I think any existing user of osmo-bsc already will already have difficulties
to upgrade, changing the access lists might not make a big difference?



> - When looking in auth_imsi(), the access list names are:
>   auth_imsi() name | comments | osmo-bsc passes
>            bsc_lst   "local"    vty 'msc' level access rules
>           nat_lst   "global"   vty 'bsc' level access rules
>  Needless to say that "local", "global", "nat", "bsc" and "msc" are quite
>  hard to follow.

Sorry about that. I haven't looked at the code but it started in the NAT and
then was generalized to be used in the BSC as well.

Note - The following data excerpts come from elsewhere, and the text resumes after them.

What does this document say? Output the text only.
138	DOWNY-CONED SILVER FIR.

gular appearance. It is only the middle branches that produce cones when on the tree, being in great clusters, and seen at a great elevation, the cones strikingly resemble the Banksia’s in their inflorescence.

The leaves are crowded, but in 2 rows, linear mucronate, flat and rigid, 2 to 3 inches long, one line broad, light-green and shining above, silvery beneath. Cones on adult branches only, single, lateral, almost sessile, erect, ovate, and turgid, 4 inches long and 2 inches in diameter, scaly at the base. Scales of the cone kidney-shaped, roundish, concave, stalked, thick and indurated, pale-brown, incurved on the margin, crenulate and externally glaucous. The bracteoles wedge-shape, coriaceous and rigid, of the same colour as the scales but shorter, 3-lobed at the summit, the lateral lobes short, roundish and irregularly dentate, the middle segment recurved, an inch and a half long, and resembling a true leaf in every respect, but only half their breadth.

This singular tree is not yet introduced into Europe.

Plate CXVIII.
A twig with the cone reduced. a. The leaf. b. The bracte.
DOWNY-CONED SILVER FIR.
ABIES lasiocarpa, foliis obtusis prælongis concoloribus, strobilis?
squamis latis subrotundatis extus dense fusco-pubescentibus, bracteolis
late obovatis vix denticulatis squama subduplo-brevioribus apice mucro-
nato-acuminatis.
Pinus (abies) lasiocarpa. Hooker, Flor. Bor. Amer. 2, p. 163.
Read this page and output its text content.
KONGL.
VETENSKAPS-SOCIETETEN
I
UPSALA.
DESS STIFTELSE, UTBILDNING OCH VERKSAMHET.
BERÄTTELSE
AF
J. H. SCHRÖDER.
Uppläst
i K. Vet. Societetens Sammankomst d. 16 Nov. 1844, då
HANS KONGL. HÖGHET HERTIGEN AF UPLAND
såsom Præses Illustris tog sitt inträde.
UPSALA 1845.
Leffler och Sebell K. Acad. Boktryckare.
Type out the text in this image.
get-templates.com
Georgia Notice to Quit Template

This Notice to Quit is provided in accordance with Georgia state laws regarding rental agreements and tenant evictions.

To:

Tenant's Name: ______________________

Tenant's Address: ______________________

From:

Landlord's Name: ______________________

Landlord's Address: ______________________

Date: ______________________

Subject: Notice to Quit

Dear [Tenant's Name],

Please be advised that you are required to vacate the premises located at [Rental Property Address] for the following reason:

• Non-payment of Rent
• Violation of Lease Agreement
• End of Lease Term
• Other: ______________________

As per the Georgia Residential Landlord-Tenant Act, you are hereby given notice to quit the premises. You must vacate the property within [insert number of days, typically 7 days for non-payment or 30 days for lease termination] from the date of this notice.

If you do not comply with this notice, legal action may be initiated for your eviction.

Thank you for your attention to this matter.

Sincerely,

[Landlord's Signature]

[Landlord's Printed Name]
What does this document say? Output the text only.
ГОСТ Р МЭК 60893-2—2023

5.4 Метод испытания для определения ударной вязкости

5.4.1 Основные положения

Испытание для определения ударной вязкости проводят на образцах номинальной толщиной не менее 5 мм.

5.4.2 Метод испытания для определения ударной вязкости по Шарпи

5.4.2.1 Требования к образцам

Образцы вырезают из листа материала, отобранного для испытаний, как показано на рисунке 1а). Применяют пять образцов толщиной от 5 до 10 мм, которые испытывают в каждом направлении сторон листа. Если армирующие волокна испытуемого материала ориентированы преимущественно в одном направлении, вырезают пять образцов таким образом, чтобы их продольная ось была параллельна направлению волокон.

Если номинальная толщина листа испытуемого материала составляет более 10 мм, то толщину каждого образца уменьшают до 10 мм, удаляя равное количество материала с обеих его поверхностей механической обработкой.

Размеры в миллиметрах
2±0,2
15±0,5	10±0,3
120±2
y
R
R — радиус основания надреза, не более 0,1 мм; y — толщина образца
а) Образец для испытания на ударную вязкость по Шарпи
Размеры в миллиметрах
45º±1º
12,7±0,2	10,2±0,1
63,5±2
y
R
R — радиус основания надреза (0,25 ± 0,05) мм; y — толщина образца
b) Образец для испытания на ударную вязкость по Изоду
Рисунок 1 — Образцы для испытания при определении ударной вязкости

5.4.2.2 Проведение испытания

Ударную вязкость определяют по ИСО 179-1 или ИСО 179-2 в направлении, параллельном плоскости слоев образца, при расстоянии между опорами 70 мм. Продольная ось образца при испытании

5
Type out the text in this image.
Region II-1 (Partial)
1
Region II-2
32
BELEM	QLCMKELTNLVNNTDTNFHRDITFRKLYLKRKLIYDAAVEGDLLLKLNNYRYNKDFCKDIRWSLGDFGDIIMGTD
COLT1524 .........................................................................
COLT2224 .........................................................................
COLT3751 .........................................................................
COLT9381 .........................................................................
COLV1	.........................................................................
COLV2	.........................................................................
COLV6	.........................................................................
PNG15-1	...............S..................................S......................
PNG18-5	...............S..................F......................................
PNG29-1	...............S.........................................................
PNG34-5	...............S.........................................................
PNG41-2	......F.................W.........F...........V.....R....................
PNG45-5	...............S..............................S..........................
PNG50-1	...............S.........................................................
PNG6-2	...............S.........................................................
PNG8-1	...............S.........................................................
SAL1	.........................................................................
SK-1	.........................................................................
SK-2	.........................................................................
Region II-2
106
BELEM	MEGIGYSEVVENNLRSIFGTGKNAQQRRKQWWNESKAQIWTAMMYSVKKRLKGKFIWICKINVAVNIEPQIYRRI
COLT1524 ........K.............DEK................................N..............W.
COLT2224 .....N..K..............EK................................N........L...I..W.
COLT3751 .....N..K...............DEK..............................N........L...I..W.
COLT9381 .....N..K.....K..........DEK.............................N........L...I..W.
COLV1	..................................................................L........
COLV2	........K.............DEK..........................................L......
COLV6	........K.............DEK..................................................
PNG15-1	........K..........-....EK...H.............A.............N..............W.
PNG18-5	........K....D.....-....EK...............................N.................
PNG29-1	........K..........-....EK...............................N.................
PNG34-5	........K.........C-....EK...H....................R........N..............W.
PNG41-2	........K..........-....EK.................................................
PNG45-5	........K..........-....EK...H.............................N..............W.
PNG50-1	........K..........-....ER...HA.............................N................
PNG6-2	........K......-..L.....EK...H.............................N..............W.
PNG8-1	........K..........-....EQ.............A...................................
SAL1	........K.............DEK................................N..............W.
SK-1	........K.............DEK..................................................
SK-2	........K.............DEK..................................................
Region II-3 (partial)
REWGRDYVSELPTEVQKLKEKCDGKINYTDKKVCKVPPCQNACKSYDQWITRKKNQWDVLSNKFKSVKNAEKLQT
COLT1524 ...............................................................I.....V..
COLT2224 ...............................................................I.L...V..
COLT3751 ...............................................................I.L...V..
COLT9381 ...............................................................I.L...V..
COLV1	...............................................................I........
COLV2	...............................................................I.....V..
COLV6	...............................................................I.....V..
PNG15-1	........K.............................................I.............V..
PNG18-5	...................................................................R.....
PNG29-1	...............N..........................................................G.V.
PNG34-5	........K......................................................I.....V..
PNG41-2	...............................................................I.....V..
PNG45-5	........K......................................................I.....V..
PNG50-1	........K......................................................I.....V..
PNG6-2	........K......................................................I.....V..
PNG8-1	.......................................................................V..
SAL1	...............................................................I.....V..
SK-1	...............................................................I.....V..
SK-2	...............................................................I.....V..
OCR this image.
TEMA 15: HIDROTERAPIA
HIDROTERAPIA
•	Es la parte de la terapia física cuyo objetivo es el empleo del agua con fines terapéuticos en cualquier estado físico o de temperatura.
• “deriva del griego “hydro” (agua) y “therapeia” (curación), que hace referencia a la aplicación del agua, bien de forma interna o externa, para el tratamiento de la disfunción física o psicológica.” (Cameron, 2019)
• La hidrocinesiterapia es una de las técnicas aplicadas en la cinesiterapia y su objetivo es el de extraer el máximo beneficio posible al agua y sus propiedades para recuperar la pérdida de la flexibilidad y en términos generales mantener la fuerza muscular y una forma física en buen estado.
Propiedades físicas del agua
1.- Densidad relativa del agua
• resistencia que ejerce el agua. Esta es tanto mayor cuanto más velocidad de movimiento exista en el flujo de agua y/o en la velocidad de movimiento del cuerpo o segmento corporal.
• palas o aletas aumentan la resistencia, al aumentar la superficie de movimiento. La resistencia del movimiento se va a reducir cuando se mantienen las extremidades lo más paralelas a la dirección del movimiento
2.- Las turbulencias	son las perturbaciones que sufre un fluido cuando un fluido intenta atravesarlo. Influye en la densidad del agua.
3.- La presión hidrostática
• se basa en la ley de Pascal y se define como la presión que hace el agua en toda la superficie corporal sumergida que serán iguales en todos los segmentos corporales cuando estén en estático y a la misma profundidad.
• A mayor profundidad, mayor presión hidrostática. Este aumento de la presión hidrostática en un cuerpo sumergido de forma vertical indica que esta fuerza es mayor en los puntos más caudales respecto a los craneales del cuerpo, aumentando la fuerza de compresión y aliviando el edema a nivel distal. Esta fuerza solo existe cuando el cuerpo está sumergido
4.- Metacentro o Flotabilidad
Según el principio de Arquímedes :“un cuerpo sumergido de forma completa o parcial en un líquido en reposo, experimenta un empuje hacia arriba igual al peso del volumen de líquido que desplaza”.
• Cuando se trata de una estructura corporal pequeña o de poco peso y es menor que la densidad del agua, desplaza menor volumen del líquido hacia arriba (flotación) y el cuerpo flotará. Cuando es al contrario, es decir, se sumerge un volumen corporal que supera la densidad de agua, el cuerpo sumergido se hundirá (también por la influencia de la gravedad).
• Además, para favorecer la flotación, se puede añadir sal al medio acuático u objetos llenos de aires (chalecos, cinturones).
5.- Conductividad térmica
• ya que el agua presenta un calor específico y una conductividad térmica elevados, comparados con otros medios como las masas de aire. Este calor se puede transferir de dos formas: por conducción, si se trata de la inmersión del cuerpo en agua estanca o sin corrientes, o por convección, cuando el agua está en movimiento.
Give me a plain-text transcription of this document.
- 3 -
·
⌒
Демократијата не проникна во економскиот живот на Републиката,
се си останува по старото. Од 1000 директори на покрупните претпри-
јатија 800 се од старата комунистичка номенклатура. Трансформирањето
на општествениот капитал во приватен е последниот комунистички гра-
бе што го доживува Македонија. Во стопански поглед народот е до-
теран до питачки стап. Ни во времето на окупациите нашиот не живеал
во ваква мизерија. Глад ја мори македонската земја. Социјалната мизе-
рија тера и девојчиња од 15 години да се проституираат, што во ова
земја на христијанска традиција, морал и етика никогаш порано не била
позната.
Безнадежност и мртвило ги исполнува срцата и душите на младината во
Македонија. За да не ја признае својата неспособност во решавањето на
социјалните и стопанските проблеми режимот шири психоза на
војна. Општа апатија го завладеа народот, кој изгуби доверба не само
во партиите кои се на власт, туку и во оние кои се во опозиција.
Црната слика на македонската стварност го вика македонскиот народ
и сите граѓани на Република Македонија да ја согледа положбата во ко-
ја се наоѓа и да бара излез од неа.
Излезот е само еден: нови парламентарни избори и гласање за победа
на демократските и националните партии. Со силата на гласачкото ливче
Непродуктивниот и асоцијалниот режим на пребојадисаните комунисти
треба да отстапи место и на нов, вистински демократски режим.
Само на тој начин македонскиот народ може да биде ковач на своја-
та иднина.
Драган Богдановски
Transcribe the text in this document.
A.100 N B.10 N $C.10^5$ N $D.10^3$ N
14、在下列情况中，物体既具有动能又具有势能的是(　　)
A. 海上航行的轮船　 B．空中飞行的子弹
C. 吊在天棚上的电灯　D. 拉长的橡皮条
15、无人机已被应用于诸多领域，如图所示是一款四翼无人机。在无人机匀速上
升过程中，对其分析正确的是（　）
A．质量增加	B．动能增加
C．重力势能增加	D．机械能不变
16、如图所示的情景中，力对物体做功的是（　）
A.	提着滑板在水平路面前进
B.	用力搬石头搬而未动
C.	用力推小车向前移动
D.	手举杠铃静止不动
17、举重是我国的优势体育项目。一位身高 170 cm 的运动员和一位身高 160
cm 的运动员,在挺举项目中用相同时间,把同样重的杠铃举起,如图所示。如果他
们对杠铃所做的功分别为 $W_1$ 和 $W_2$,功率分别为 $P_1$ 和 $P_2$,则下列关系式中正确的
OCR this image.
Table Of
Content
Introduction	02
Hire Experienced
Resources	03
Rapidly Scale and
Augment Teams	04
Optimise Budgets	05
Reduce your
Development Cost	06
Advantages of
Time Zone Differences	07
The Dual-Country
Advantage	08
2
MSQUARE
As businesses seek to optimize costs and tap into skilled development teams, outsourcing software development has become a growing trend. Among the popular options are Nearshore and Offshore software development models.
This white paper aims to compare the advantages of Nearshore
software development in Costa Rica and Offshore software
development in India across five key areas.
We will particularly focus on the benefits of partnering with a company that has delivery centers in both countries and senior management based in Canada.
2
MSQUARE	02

>  From the osmo-bsc filter code's perspective, there may be multiple MSCs
>  configured, and per-msc config could be seen as more specific ("local") than
>  bsc level, which applies to all MSCs ("global")... Was that the intention or
>  is the local/global actually swapped by accident?
>  (I notice that this feature seems to be intended for osmo-bsc-nat, and
>  there's also a concept of a super-global blacklist that is always NULL in
>  osmo-bsc.)

super-global? Hehe. In terms of terminology and system. Upstream for the
BSC is a MSC (or bsc-nat that emulates the A-link of a MSC) and the upstream
for the bsc-nat is a real MSC (or another nat). Local depends where you are
so just saying "BSC" might not be that clear either?